What Range This Port Belongs To

Port 1798 sits in the registered ports range (1024–49151). These ports are maintained by the Internet Assigned Numbers Authority (IANA), which accepts registrations from anyone with a protocol to name.

The registered range is different from the well-known ports (0–1023), which require IETF review and carry the foundational protocols of the Internet — HTTP, DNS, SSH, SMTP. Registered ports have a lower bar. Submit a request, name your service, get your number. No RFC required. No proof of deployment.

Port 1798 is the result.

What IANA Says

IANA lists port 1798 as "etp" — Event Transfer Protocol, assigned to a contact named Mike Wray, for both TCP and UDP.1

That's where the documentation ends. There is no RFC defining Event Transfer Protocol. There is no open-source implementation, no vendor documentation, no Stack Overflow question about why it's blocked in a firewall. The name exists. The protocol, as far as anyone can find, does not.

This isn't unusual. The registered ports range contains hundreds of entries like this — claimed decades ago for software that never shipped, projects that dissolved, or internal tools that never needed external traffic. The registry accepted the name and moved on.

What's Actually Listening on Port 1798

In practice, nothing should be listening on port 1798 unless you or software you've installed put something there. If you see traffic on this port and don't recognize it, that's worth investigating.

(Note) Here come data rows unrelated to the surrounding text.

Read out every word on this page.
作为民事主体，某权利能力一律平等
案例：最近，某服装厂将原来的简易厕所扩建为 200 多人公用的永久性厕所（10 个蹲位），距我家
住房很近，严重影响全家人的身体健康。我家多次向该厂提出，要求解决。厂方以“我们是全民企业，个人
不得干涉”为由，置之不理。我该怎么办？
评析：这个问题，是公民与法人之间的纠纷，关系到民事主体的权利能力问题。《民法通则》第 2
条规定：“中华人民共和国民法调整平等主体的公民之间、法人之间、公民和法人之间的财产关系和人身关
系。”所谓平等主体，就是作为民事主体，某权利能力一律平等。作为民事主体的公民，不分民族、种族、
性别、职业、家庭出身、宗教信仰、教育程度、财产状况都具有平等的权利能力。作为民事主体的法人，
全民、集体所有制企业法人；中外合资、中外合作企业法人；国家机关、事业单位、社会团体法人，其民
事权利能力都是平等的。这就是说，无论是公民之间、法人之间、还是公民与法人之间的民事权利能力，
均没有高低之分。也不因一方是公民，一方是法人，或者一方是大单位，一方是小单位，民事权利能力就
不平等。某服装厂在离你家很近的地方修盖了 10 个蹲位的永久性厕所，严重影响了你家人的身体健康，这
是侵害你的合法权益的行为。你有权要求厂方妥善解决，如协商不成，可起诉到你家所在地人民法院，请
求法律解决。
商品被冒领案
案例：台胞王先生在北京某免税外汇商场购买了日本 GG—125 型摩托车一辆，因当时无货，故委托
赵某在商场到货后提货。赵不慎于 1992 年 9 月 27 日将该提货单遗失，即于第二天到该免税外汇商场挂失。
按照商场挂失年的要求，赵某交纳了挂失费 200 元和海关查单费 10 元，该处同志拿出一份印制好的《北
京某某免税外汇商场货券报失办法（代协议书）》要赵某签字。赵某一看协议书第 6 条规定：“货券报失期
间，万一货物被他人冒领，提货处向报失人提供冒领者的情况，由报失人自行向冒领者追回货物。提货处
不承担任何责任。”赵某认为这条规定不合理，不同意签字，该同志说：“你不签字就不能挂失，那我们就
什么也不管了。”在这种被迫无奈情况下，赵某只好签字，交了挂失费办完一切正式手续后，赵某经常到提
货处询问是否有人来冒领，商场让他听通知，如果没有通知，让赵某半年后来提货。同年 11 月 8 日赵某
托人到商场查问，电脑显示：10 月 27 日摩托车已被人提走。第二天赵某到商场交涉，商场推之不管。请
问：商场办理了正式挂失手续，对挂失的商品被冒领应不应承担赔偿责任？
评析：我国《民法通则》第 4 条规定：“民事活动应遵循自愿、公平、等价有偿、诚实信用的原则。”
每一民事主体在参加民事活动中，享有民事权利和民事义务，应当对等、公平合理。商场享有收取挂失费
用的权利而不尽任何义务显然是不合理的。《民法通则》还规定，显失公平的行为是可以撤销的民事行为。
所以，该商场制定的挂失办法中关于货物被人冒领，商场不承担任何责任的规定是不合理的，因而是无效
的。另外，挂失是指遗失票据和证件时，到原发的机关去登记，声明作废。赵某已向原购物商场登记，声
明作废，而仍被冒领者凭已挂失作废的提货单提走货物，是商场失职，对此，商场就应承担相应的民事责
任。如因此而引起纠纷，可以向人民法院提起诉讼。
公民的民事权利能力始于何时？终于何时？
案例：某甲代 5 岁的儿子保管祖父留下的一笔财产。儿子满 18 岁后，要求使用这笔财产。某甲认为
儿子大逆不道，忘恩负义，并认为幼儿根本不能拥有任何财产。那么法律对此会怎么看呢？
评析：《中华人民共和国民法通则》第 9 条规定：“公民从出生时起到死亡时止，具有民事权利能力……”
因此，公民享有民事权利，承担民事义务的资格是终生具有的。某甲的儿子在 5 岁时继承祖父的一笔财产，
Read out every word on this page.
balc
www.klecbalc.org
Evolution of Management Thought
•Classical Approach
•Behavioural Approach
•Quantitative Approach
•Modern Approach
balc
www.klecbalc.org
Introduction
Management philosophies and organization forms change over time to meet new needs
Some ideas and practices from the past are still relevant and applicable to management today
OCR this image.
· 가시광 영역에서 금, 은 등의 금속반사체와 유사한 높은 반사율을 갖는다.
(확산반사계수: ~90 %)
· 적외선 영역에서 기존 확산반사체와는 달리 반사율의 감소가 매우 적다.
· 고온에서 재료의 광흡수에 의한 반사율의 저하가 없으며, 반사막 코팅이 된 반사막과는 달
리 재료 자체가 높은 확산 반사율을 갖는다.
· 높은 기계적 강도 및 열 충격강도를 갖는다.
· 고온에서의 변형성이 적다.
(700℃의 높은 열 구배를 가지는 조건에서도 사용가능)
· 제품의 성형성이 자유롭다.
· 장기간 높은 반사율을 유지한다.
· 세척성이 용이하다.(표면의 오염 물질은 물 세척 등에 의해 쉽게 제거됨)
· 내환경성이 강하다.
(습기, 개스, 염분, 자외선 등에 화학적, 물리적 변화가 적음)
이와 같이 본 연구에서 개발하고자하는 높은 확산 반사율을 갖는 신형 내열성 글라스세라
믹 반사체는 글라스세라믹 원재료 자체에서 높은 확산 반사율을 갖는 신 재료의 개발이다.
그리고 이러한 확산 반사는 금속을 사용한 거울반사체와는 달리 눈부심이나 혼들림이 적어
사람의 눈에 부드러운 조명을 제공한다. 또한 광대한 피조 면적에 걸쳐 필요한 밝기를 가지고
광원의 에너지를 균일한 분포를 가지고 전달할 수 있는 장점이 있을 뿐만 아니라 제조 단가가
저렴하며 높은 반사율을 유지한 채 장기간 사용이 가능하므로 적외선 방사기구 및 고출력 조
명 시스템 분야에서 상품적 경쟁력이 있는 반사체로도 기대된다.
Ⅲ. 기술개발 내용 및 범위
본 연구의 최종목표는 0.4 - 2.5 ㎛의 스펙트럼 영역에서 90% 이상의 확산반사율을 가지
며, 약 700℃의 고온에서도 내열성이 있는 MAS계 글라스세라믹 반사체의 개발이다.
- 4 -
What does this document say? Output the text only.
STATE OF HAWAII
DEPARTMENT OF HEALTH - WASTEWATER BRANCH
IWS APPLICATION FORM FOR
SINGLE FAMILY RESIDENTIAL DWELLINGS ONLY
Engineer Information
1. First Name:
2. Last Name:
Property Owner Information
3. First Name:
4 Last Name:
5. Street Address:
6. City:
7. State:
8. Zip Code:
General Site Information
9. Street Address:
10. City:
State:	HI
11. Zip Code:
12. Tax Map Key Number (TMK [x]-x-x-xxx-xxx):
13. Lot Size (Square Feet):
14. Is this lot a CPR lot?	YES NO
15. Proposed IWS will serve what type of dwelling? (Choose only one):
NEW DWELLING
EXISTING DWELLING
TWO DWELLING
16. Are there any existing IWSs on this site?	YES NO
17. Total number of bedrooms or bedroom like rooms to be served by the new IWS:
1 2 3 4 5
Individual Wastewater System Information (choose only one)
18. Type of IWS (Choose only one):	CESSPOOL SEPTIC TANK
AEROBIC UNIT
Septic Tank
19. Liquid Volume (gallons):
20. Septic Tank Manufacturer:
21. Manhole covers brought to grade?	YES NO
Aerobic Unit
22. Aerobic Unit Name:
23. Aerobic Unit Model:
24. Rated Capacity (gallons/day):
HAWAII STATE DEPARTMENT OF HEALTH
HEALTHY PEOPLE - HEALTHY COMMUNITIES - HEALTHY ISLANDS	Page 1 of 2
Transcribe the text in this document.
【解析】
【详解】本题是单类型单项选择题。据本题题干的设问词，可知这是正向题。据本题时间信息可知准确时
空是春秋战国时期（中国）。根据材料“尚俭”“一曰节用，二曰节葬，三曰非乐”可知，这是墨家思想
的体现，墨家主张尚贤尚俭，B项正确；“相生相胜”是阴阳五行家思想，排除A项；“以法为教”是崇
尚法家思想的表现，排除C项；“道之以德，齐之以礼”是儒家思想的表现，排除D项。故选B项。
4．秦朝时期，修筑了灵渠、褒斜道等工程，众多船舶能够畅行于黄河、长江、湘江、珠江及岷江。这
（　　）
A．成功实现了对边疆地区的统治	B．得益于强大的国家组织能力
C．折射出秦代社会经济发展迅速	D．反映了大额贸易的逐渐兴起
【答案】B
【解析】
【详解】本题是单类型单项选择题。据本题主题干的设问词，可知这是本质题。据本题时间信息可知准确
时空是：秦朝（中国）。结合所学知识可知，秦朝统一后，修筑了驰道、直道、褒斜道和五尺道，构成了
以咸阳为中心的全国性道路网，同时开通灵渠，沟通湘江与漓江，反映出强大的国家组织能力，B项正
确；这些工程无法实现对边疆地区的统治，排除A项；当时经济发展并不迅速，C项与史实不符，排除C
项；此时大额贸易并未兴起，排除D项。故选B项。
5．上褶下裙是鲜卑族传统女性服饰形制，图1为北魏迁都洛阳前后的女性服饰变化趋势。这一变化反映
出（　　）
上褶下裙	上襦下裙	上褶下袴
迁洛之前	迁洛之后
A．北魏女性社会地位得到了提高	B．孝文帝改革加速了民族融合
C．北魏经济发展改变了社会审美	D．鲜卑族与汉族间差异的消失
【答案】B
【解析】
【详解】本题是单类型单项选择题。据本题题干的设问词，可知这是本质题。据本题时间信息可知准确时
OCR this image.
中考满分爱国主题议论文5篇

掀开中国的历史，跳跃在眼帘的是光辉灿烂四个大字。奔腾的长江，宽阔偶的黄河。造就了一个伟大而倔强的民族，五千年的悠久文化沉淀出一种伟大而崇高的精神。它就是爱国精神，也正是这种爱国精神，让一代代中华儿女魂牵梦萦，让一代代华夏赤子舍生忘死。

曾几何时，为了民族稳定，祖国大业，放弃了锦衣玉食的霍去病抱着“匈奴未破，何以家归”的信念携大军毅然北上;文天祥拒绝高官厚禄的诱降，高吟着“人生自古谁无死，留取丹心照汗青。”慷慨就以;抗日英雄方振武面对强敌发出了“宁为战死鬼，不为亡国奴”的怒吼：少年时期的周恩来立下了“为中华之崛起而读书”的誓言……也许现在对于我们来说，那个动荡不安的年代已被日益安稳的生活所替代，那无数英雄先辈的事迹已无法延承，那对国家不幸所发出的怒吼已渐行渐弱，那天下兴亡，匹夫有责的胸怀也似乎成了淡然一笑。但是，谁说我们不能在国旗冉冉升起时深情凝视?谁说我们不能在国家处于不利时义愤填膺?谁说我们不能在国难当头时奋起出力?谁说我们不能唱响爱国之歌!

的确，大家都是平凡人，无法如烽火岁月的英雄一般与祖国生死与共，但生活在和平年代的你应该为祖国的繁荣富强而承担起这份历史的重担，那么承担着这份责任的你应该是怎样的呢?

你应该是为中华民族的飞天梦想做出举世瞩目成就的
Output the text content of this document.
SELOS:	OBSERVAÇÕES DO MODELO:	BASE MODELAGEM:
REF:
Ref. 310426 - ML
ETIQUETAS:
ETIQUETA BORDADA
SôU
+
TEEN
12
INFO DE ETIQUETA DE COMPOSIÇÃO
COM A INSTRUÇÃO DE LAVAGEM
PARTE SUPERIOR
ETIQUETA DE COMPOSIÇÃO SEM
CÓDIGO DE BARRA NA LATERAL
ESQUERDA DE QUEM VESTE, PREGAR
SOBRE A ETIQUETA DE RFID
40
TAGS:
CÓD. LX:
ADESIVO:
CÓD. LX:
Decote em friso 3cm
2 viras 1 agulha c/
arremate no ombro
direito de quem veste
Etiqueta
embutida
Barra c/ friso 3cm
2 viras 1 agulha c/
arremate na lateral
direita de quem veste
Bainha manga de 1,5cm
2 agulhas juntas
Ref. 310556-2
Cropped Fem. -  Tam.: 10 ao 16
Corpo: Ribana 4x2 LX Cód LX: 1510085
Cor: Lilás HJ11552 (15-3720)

To check what's using port 1798 on your system:

Linux / macOS:

sudo ss -tlnp | grep 1798
# or
sudo lsof -i :1798

Windows:

netstat -aon | findstr :1798

The output will show the process ID (PID) holding the port. Match that PID against your running processes to identify what's listening.

Why Unassigned-in-Practice Ports Matter

The gap between "registered" and "in use" matters for network security. Firewall rules often permit traffic on registered ports by name rather than by verified purpose. A port labeled "Event Transfer Protocol" in a registry might slip through a rule that blocks "unknown" ports — even though the protocol behind it is equally unknown.

Port 1798 is harmless as far as anyone knows. But it's a useful reminder: the registry is a list of claims, not a list of running services. Trust what you can verify, not what's been named.